Hill Peoples of Northeast India

Project Introduction The Naga Database

published - extracts from 'Account of the valley of Munnipore and of the Hill Tribes' by Major W. McCulloch

caption: tree trunks used to dam fields; rice crop; buffaloes used for harrowing but not ploughing; hoes
medium: articles
ethnicgroup: Koupooee
location: Kowpoom Valley Laimatak R.
production:
person: McCulloch/ Major W.
date: 1858
refnum: from: Selections from the Records of the Government of India, No. 27 (Calcutta) 1859
text: They measure their cultivation by the number of baskets required for seed. Across the field in parallel lines, at no great distance apart, they lay the unconsumed trunks of the trees; these serve as dams to the water which comes down the face of the hill when it rains, and preventives to the soil being carried away with it. In bamboo jungle, the bamboo stumps serve the same purpose. The field has to be constantly watched against the depredations of birds and wild beasts, and weeds being very rapid in growth, to be frequently weeded. The rice raised by the Koupooees generally is of inferior quality.
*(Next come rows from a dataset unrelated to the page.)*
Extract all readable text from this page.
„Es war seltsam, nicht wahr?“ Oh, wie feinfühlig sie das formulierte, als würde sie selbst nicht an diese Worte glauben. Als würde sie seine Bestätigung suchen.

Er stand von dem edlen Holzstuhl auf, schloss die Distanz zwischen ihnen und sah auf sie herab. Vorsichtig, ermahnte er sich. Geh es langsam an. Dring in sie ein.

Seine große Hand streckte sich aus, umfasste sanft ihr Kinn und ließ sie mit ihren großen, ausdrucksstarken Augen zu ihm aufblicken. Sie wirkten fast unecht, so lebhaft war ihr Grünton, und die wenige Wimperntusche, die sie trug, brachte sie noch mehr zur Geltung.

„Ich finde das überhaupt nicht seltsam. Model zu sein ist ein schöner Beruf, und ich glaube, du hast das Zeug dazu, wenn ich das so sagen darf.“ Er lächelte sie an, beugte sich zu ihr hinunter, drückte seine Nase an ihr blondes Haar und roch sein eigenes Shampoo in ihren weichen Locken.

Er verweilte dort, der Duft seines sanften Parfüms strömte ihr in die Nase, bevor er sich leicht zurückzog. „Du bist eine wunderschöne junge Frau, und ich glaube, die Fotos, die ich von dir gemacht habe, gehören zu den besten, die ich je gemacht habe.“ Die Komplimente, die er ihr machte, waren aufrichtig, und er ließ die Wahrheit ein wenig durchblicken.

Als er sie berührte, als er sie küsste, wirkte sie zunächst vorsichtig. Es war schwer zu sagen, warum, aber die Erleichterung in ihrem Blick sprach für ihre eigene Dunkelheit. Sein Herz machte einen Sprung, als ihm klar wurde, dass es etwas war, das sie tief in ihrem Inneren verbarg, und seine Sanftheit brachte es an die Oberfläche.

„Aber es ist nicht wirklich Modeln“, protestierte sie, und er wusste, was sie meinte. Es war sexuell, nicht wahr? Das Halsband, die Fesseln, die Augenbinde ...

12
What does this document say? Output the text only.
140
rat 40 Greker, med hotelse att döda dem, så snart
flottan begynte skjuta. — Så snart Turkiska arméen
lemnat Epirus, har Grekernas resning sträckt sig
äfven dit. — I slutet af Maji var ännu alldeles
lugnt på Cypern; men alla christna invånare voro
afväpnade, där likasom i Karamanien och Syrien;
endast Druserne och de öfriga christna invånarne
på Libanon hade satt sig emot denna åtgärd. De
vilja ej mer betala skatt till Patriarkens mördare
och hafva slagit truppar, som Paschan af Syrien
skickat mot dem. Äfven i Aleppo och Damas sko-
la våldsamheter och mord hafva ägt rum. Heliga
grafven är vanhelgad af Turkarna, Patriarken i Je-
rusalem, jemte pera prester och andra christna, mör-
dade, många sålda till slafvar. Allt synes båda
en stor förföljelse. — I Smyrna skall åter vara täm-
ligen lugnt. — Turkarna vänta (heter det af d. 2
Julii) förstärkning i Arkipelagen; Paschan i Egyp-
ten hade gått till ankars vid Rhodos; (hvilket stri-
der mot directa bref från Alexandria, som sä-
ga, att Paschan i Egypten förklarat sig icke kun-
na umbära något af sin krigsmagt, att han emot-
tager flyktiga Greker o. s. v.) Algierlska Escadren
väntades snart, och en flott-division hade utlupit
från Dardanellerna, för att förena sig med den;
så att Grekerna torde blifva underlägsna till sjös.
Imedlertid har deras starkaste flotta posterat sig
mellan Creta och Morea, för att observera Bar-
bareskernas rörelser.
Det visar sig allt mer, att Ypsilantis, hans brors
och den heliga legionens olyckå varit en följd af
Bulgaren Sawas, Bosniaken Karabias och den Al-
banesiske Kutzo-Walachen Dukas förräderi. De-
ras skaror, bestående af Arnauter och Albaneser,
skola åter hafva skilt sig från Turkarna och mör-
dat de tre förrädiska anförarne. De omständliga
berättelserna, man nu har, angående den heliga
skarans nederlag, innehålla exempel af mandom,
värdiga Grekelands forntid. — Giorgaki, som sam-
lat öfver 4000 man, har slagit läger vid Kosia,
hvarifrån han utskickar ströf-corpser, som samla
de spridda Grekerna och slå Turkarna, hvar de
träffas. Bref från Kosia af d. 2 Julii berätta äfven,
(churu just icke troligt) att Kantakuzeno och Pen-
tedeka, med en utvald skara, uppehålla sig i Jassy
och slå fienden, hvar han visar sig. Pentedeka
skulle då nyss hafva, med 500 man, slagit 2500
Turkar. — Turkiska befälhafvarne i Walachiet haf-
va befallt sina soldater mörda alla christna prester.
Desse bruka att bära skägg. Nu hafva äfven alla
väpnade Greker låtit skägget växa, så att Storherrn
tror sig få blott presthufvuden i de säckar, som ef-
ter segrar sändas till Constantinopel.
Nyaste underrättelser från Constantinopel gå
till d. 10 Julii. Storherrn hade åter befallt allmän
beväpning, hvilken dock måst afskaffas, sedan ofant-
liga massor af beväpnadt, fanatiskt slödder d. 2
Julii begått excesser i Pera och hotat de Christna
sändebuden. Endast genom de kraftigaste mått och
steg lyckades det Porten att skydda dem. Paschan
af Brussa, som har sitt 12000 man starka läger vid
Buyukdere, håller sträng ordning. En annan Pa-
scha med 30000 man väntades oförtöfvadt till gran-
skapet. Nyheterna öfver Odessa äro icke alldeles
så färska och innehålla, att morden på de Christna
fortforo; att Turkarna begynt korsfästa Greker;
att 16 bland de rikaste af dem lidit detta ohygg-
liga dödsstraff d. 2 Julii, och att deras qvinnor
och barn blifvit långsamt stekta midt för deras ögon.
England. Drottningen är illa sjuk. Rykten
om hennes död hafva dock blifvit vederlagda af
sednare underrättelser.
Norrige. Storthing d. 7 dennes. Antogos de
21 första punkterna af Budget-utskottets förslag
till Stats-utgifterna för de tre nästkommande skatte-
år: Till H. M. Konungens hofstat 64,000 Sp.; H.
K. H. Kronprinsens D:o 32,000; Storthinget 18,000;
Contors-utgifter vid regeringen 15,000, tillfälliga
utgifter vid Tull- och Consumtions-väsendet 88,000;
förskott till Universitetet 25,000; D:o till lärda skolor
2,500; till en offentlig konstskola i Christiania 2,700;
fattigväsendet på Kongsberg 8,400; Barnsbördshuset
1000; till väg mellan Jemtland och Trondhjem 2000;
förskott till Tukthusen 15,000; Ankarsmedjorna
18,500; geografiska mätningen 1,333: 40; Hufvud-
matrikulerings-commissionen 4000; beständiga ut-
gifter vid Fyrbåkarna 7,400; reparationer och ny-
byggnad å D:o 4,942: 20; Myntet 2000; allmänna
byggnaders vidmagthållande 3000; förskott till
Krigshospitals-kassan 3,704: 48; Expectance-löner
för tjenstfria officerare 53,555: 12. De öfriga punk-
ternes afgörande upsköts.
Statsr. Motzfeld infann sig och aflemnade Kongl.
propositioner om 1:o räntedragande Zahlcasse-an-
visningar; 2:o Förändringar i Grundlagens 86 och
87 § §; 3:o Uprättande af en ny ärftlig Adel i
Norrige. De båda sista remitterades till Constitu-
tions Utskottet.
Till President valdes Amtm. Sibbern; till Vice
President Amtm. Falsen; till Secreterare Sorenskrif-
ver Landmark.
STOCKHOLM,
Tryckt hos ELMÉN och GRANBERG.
But the villages around the beautiful little Valley of Kowpoom, and near the vale of the Laimatak River, having plain surfaces of fertile soil to cultivate, raise crops of rice of the same superior description as that of the Valley of Munnipore. Although these villages possess buffaloes they do not use them to plough with, but only to harrow after they have dug up the soil with their hoes.